The core contributions I made inlude fine-tuning of model to improve accuracy (from 98% to 99%) and preprocessing of a dataset having some corrupted data. train a binary anomaly detection model using the HC3 dataset and the PirateXX/AI-Content-Detector-V2 model. The tutorial covers data preparation, fine-tuning, evaluation, and deployment, with code snippets and examples to illustrate each step. I also provided tips and best practices for optimizing the model's performance and avoiding common pitfalls. I conducted a benchmarking study to compare the performance of the PirateXX/AI-Content-Detector-V2 model trained on the HC3 dataset with other state-of-the-art AI content detection models. I used several public datasets and metrics to evaluate the models' accuracy, precision, recall, and F1 score, and analyzed the results to identify their strengths and weaknesses.

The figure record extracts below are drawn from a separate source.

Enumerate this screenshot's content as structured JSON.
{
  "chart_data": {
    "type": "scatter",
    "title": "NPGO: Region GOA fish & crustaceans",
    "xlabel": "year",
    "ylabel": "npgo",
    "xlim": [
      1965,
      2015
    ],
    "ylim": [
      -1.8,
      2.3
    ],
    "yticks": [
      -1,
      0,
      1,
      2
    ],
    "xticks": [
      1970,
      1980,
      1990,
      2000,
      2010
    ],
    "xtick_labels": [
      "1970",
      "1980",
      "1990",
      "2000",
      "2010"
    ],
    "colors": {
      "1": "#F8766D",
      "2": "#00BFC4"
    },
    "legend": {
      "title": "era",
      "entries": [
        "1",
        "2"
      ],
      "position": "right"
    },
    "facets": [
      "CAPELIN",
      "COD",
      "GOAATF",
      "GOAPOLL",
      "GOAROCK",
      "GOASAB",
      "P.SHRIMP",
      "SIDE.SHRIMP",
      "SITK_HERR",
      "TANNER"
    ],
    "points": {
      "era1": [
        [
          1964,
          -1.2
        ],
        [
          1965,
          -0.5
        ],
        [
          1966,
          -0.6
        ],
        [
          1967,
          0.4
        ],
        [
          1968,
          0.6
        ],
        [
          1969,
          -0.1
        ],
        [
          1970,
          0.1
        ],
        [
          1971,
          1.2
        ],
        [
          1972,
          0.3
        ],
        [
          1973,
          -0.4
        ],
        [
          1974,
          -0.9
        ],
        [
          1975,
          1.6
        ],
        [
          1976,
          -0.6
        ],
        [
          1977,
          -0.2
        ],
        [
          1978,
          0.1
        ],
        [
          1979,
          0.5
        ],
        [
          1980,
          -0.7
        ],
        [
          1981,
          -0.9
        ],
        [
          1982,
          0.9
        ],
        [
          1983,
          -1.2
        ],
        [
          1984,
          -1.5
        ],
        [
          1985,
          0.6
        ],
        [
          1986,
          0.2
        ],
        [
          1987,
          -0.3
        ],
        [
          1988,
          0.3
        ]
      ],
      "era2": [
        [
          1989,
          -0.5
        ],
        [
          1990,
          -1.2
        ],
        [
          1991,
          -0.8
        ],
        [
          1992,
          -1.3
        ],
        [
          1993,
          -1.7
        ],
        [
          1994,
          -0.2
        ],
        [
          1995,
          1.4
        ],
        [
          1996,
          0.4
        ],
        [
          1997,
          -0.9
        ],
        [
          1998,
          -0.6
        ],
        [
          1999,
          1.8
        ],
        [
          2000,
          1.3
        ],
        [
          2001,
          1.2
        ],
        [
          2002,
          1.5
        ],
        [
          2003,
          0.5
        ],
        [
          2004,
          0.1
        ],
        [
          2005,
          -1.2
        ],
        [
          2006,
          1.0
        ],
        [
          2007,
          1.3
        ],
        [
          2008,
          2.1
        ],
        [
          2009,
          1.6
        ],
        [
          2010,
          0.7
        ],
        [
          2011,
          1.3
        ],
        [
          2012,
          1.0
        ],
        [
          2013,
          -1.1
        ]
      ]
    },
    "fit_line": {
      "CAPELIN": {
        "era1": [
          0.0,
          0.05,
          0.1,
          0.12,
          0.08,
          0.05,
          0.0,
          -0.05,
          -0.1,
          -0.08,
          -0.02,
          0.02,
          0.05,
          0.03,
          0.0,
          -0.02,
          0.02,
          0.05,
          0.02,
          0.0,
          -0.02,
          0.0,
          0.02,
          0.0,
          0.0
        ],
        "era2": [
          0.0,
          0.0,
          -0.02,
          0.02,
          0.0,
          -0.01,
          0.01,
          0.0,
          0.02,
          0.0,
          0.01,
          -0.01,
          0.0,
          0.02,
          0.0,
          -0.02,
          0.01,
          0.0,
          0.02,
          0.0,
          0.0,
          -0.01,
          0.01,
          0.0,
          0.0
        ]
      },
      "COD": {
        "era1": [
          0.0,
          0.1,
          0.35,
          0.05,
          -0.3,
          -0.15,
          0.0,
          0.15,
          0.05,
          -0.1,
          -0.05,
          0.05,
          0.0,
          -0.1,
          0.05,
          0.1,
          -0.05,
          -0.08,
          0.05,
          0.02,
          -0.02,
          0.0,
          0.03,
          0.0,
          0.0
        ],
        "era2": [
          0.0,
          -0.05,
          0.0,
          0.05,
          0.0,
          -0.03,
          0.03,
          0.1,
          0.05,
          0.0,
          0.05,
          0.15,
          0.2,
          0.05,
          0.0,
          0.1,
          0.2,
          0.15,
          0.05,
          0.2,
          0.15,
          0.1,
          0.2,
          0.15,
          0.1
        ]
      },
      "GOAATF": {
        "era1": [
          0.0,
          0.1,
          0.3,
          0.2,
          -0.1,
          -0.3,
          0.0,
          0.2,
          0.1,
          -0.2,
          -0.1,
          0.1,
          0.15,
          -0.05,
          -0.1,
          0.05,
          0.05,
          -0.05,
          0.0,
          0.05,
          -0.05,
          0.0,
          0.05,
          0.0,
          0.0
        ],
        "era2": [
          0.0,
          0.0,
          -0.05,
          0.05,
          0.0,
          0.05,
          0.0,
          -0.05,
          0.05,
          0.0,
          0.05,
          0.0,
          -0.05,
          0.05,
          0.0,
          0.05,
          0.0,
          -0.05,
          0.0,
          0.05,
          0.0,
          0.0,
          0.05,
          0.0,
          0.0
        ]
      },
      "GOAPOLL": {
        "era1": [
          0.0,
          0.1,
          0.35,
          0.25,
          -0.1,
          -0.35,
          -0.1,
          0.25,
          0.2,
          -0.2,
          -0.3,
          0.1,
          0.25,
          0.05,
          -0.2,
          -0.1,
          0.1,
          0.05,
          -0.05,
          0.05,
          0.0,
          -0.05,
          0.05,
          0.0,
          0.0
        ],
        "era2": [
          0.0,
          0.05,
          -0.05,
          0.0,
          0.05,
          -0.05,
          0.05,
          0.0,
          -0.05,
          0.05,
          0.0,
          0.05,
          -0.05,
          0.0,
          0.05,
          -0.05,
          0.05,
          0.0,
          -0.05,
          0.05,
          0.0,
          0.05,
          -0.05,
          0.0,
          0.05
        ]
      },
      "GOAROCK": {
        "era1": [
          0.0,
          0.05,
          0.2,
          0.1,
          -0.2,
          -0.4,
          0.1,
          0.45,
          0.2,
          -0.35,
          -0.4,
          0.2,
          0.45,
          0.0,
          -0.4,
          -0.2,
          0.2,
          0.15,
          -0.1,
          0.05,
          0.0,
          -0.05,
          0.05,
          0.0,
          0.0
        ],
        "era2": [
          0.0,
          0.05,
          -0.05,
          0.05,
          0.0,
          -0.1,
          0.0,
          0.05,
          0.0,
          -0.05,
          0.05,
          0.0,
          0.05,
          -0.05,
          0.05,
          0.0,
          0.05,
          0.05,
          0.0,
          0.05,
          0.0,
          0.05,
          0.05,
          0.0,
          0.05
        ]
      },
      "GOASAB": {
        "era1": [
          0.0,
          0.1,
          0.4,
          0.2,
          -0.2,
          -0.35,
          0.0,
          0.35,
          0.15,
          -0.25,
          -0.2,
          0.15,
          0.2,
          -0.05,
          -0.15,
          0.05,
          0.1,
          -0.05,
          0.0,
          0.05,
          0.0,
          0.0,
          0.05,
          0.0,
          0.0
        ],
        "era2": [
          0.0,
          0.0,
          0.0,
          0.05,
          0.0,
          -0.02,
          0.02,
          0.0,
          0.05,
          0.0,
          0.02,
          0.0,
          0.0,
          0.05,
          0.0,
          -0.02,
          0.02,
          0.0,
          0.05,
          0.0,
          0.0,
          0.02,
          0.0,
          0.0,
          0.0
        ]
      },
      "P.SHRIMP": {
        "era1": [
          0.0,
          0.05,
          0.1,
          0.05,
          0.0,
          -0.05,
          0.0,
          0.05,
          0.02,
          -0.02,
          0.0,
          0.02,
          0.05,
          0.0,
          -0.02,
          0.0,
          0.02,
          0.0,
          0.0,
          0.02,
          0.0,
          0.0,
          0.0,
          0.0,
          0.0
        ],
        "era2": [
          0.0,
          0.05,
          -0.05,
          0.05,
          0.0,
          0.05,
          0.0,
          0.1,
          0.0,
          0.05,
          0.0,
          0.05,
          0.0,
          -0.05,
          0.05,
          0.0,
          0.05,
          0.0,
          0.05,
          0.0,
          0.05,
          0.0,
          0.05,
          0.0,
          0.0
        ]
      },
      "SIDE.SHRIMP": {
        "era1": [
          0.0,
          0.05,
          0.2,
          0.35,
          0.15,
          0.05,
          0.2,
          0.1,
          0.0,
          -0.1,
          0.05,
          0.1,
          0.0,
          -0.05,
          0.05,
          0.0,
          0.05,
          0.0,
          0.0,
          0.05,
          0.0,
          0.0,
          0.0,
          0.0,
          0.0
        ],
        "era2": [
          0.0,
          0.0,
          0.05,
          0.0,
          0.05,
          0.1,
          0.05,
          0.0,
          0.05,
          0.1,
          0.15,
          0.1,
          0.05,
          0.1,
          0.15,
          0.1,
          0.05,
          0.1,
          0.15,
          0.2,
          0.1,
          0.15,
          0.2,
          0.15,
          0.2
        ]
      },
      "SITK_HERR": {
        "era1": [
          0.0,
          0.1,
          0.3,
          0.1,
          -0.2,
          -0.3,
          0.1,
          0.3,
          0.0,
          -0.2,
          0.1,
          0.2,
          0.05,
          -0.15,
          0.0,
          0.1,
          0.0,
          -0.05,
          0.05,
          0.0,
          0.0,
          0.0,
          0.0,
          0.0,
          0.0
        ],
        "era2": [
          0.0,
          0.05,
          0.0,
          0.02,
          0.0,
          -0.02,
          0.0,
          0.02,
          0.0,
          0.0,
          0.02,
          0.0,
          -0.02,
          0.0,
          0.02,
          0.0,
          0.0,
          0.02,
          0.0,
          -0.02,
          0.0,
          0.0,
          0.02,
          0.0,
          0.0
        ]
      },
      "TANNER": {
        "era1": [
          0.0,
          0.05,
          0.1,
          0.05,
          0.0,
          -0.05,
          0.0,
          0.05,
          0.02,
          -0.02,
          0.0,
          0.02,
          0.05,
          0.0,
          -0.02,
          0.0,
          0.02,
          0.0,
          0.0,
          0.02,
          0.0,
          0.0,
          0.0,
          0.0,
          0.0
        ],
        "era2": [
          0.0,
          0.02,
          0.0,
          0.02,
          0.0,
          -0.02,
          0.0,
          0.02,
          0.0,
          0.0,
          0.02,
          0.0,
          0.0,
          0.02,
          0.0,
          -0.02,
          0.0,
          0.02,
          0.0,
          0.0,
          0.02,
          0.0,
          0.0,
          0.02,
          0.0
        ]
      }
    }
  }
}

I also discussed the implications of the findings for real-world applications and future research. I developed a web-based AI content detector using the PirateXX/AI-Content-Detector-V2 model and Streamlit. The detector allows users to input text and get a prediction on whether it was generated by an AI model or not, with a user-friendly interface and interactive features such as visualizations and explanations. I also integrated the model with other AI tools and services to enhance its functionality and usability. I fine-tuned the PirateXX/AI-Content-Detector-V2 model on several large text datasets, including OpenWebText and Reddit, and compared its performance with the HC3-trained version. The experiments showed that the model's ability to detect AI-generated content varied depending on the dataset's characteristics and the pre-training objectives of the base model. I also discussed the trade-offs between model complexity, dataset size, and computational resources, and proposed strategies for optimizing the model's performance on different datasets.

Limitations

Limitations are like having false positives, as I trained on chatGPT only text so sometimes it detects human written text as fake text. Additionally it can't process long inputs as a whole rather have to split in individual sentences. And it can't highlight individual sentences that's something I have to address in next version as on backend it's doing so but I have to mark individual sentences and highlight then on frontend.